Os Estados Unidos lançaram um raid aéreo contra vários alvos de milícias iraquianas com ligações ao Irão, em resposta a um ataque desta quarta-feira que matou dois soldados norte-americanos e um britânico no Iraque. A informação foi avançada a um jornalista da Fox News e confirmada à CNN e ao Washington Post por responsáveis militares.

O secretário da Defesa Mark Esper já tinha anunciado que este ataque teria resposta por parte dos EUA. “Deixem-me ser claro: os EUA não irão tolerar ataques contra o nosso povo, os nossos interesses e os nossos aliados”, afirmou em conferência de imprensa no Pentágono. “Não se pode atirar contra as nossas bases, matar e ferir norte-americanos e achar que se sai impune.”

Na mesma conferência de imprensa, o general Mark Milley, conselheiro do Presidente Donald Trump, anunciou que os EUA já tinham identificado “grupos militantes xiitas” como responsáveis pelo ataque. “Estamos bastante confiantes de que sabemos quem fez isto”, declarou. Na mesma tarde, Donald Trump declarou que os responsáveis são parte de um “grupo rebelde” que “muito provavelmente é apoiado pelo Irão”.

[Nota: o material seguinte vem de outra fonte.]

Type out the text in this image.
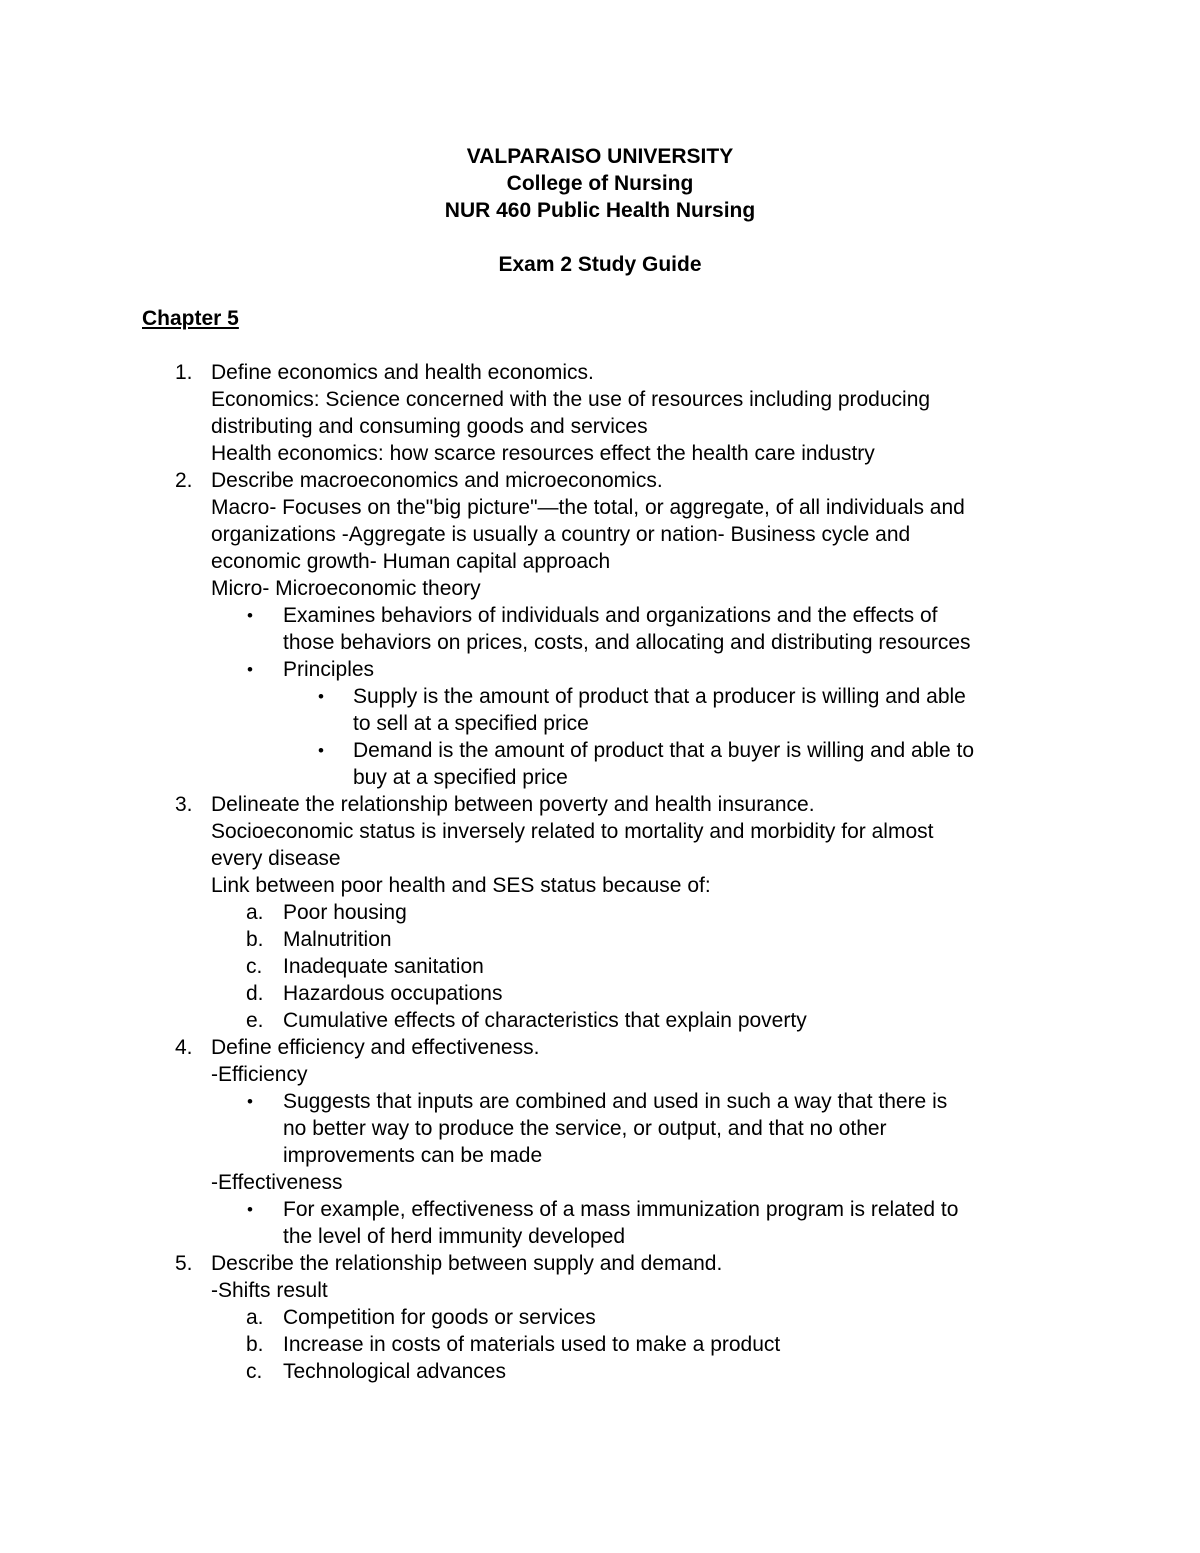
VALPARAISO UNIVERSITY
College of Nursing
NUR 460 Public Health Nursing
Exam 2 Study Guide
Chapter 5
1. Define economics and health economics.
Economics: Science concerned with the use of resources including producing
distributing and consuming goods and services
Health economics: how scarce resources effect the health care industry
2. Describe macroeconomics and microeconomics.
Macro- Focuses on the"big picture"—the total, or aggregate, of all individuals and
organizations -Aggregate is usually a country or nation- Business cycle and
economic growth- Human capital approach
Micro- Microeconomic theory
• Examines behaviors of individuals and organizations and the effects of
those behaviors on prices, costs, and allocating and distributing resources
• Principles
• Supply is the amount of product that a producer is willing and able
to sell at a specified price
• Demand is the amount of product that a buyer is willing and able to
buy at a specified price
3. Delineate the relationship between poverty and health insurance.
Socioeconomic status is inversely related to mortality and morbidity for almost
every disease
Link between poor health and SES status because of:
a. Poor housing
b. Malnutrition
c. Inadequate sanitation
d. Hazardous occupations
e. Cumulative effects of characteristics that explain poverty
4. Define efficiency and effectiveness.
-Efficiency
• Suggests that inputs are combined and used in such a way that there is
no better way to produce the service, or output, and that no other
improvements can be made
-Effectiveness
• For example, effectiveness of a mass immunization program is related to
the level of herd immunity developed
5. Describe the relationship between supply and demand.
-Shifts result
a. Competition for goods or services
b. Increase in costs of materials used to make a product
c. Technological advances
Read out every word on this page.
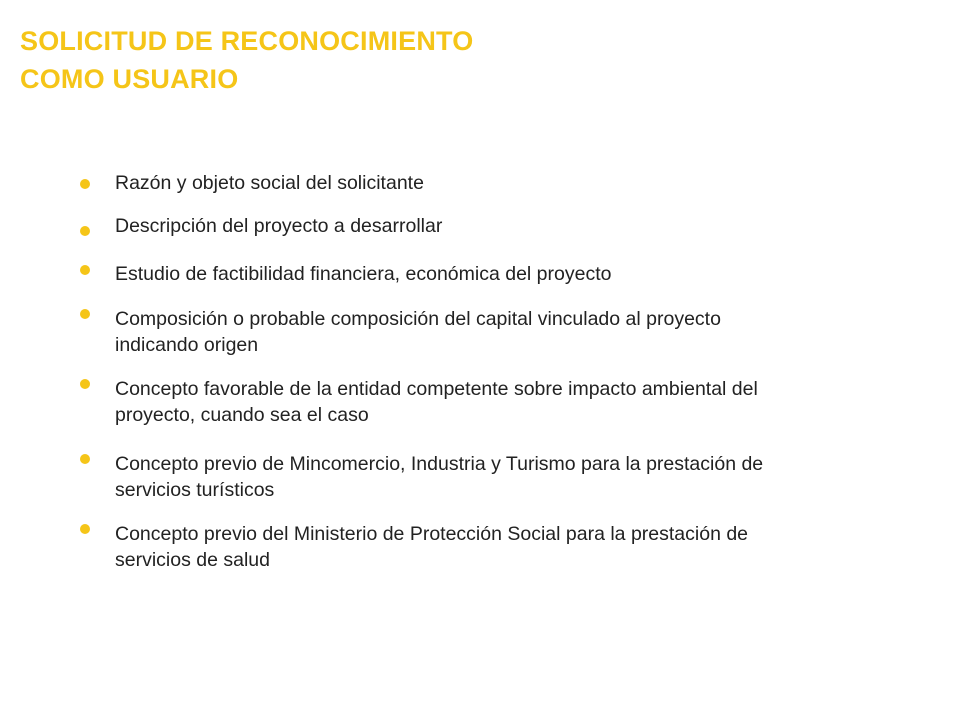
SOLICITUD DE RECONOCIMIENTO
COMO USUARIO
Razón y objeto social del solicitante
Descripción del proyecto a desarrollar
Estudio de factibilidad financiera, económica del proyecto
Composición o probable composición del capital vinculado al proyecto indicando origen
Concepto favorable de la entidad competente sobre impacto ambiental del proyecto, cuando sea el caso
Concepto previo de Mincomercio, Industria y Turismo para la prestación de servicios turísticos
Concepto previo del Ministerio de Protección Social para la prestación de servicios de salud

Apesar disso, os Estados Unidos decidiram não atacar diretamente o Irão, mas sim as bases destes “grupos rebeldes” xiitas.  A CNN relembra que o ataque contra a base militar norte-americana foi o primeiro desde dezembro a provocar mortes de cidadãos norte-americanos. A última vez que tal aconteceu foi em dezembro, num ataque que levou os EUA a reagirem com uma série de bombardeamentos que mataram o general Qassem Soleimani, líder da Força Qums. O momento foi um dos maiores picos de tensão entre os EUA e o Irão dos últimos tempos.